Rêver de bébé : ce que je ne ferai jamais
- Annoncer une grossesse à qui vient de rêver de bébé. Jamais, sous aucune forme et pour aucune somme.
- Dire le sexe de l’enfant. On me le demande souvent. Un examen médical le dit, pas moi.
- Annoncer un malheur pour un enfant. Ni celui que vous attendez, ni celui d’une autre.
- Et promettre un enfant. Ni contre paiement, ni gratuitement, ni par encouragement. Personne ne peut le promettre.
Quand il n’y a rien à chercherEt c’est presque toujours
Une grande partie de ceux qui m’écrivent pour rêver de bébé n’ont besoin d’aucun rite, et j’aime le leur dire.
Ce qui fait rêver de bébé sans mystère
- Une naissance autour de vous. C’est la première cause de rêver de bébé, et personne n’y pense. Une annonce, une visite, une photographie reçue. C’est la première cause et personne n’y pense.
- Un projet qui démarre. On se met à rêver de bébé quand quelque chose commence. Un travail, une formation, un déménagement, un commerce. La nuit emploie l’image du commencement pour dire ce qui commence.
- Une responsabilité récente. Tout ce qui demande d’être porté fait rêver de bébé. Un proche à charge, une équipe à diriger, un parent qui vieillit.

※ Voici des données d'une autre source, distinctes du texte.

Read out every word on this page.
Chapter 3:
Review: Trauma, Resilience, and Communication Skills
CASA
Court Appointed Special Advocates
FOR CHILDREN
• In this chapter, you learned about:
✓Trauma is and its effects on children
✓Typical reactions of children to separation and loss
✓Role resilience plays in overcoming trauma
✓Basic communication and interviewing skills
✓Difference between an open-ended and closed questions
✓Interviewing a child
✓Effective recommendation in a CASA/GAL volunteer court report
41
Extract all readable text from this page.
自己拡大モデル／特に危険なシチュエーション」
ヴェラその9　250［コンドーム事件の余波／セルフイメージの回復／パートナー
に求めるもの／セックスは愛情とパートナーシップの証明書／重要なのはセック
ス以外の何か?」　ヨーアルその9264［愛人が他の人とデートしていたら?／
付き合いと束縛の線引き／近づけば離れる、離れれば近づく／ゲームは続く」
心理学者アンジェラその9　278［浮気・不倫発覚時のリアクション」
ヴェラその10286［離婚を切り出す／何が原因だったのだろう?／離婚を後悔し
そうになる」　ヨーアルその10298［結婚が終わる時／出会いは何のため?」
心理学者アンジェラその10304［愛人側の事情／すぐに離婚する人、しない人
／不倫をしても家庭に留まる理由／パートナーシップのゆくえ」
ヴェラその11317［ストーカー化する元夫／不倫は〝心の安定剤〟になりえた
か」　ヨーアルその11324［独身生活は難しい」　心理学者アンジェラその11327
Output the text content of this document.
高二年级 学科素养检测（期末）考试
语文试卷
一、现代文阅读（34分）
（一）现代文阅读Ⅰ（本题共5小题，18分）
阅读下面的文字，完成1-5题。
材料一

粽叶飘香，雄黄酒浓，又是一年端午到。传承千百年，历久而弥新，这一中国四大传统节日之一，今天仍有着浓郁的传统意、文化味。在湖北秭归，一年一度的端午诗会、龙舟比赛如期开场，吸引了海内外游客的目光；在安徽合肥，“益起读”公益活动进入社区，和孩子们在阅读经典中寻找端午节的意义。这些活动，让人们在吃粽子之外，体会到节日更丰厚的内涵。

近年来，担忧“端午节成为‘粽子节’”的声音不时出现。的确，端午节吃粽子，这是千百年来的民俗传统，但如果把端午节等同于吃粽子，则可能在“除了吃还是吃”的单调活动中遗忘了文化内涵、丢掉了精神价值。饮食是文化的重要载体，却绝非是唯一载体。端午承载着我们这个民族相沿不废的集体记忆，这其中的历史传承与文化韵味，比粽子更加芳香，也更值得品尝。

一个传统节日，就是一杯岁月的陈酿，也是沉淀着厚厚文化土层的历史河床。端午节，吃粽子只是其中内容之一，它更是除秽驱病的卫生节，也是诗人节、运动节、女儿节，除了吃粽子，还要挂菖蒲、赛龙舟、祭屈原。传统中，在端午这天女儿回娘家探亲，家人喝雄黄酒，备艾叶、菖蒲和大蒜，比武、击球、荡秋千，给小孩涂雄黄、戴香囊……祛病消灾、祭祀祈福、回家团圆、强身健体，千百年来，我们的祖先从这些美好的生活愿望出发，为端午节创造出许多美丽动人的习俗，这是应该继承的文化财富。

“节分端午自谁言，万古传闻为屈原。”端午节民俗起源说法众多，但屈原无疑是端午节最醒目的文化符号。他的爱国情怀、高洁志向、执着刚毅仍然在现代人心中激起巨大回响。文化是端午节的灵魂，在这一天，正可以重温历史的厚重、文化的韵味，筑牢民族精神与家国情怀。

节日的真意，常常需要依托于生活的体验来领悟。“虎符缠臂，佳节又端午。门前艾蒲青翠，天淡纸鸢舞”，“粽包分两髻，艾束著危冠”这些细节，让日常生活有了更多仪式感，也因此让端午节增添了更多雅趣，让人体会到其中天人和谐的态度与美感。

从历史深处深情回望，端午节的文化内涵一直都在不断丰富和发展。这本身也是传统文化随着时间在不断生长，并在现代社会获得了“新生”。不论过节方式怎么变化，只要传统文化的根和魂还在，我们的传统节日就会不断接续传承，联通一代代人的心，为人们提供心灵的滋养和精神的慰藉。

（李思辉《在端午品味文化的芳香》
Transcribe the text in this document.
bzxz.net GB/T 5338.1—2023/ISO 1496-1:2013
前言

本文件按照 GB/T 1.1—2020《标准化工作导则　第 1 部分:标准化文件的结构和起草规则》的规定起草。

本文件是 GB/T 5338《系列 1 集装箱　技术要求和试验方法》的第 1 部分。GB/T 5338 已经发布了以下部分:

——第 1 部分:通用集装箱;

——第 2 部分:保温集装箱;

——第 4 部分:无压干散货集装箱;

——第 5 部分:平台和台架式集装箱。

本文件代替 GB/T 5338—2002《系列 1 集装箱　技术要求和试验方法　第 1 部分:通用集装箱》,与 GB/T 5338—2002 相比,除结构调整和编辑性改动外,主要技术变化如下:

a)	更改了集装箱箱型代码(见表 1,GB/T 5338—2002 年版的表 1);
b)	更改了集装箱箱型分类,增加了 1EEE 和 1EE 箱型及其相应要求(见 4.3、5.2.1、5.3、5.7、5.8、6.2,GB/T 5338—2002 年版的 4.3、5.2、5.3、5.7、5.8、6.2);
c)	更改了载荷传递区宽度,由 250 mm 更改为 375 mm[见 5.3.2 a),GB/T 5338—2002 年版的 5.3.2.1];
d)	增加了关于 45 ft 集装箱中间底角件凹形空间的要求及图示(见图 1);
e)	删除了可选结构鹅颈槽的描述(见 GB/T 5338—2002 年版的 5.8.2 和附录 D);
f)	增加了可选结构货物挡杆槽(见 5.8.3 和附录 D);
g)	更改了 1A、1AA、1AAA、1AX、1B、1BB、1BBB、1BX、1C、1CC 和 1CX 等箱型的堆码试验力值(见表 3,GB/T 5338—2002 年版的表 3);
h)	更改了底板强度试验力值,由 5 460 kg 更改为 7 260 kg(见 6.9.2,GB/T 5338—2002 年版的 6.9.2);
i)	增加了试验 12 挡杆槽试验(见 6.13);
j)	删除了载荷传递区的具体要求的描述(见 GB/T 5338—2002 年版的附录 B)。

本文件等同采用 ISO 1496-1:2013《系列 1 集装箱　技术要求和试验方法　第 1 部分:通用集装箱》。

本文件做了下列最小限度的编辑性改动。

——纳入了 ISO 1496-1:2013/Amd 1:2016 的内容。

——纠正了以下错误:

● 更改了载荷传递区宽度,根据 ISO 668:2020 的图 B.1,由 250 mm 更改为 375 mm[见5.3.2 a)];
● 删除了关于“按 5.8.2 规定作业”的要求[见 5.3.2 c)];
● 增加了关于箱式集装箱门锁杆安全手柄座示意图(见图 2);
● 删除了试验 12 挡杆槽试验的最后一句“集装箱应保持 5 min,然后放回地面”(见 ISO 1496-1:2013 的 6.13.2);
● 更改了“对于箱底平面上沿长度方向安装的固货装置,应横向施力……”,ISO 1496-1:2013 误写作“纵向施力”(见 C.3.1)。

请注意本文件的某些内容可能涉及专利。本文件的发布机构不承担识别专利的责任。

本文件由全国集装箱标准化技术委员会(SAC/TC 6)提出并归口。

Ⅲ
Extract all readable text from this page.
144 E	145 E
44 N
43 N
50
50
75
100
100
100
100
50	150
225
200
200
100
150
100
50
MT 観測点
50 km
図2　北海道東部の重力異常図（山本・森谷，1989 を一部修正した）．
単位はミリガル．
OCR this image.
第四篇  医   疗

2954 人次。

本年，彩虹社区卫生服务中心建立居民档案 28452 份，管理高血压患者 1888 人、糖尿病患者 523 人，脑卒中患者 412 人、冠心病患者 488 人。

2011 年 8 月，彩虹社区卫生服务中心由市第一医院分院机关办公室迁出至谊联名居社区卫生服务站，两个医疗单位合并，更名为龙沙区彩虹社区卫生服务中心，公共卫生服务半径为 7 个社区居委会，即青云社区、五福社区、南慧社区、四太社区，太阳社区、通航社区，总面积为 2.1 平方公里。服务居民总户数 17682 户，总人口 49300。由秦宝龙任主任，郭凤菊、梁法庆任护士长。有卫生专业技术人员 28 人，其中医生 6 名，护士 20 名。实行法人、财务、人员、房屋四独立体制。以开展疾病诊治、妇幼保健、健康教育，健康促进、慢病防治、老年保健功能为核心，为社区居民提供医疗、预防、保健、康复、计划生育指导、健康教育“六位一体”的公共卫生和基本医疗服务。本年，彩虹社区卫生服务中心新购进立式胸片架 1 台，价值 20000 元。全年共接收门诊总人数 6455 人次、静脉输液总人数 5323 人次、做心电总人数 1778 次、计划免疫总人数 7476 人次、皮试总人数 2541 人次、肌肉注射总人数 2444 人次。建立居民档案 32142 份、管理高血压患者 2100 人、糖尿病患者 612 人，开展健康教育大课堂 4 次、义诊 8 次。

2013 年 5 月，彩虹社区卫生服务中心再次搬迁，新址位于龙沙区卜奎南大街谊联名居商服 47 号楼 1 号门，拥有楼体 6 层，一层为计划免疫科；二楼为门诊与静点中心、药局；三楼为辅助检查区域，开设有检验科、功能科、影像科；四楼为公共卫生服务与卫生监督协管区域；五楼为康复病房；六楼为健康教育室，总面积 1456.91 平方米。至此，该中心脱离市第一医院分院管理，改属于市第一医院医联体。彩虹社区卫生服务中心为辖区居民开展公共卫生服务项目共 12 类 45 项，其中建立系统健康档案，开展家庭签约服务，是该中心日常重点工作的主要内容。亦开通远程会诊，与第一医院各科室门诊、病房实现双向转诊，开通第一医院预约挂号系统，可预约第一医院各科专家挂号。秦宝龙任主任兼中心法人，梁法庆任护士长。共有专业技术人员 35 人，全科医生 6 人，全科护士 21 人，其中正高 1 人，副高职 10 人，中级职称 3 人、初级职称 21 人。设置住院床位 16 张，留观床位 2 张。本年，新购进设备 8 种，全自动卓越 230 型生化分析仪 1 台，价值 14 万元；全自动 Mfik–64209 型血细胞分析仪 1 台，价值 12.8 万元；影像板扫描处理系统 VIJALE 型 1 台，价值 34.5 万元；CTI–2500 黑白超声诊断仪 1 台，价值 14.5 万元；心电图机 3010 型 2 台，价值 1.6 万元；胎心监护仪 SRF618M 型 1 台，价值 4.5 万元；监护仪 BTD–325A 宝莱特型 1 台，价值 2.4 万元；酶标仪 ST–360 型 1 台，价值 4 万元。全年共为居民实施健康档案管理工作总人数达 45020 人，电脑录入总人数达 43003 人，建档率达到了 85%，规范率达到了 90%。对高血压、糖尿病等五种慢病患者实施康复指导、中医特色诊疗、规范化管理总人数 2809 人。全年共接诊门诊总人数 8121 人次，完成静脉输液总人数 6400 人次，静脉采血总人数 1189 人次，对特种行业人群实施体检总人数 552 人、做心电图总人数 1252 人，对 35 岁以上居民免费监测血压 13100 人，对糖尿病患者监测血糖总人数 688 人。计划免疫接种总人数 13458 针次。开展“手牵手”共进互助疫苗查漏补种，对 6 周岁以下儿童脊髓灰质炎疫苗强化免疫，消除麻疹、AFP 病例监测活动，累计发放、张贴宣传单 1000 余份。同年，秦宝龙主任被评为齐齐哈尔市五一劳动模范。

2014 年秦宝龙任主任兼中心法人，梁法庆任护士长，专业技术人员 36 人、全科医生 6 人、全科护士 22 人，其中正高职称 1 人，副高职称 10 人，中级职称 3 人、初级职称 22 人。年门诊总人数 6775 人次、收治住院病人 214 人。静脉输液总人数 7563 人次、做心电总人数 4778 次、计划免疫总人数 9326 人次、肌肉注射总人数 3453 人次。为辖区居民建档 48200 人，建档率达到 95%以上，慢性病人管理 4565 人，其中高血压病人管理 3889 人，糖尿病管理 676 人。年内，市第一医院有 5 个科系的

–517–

Tout ce qui demande d’être porté.
- Un cycle, un traitement, une fatigue. Le corps modifie les rêves. C’est très concret et cela explique beaucoup de rêves qui reviennent par périodes.
- Une grossesse en cours. Rêver de bébé fait partie de la grossesse elle-même. Chez les femmes enceintes, ces rêves sont si fréquents qu’ils font partie de la grossesse. Ils sont souvent étranges, parfois angoissants, et cela n’annonce rien du tout sur l’enfant.
- Et le simple fait d’y penser. Qui espère un enfant vient rêver de bébé plus souvent. Ceux qui espèrent un enfant, comme ceux qui ont lu que ce rêve annonçait quelque chose, le refont plus souvent. La pensée nourrit le rêve, et le rêve nourrit la pensée.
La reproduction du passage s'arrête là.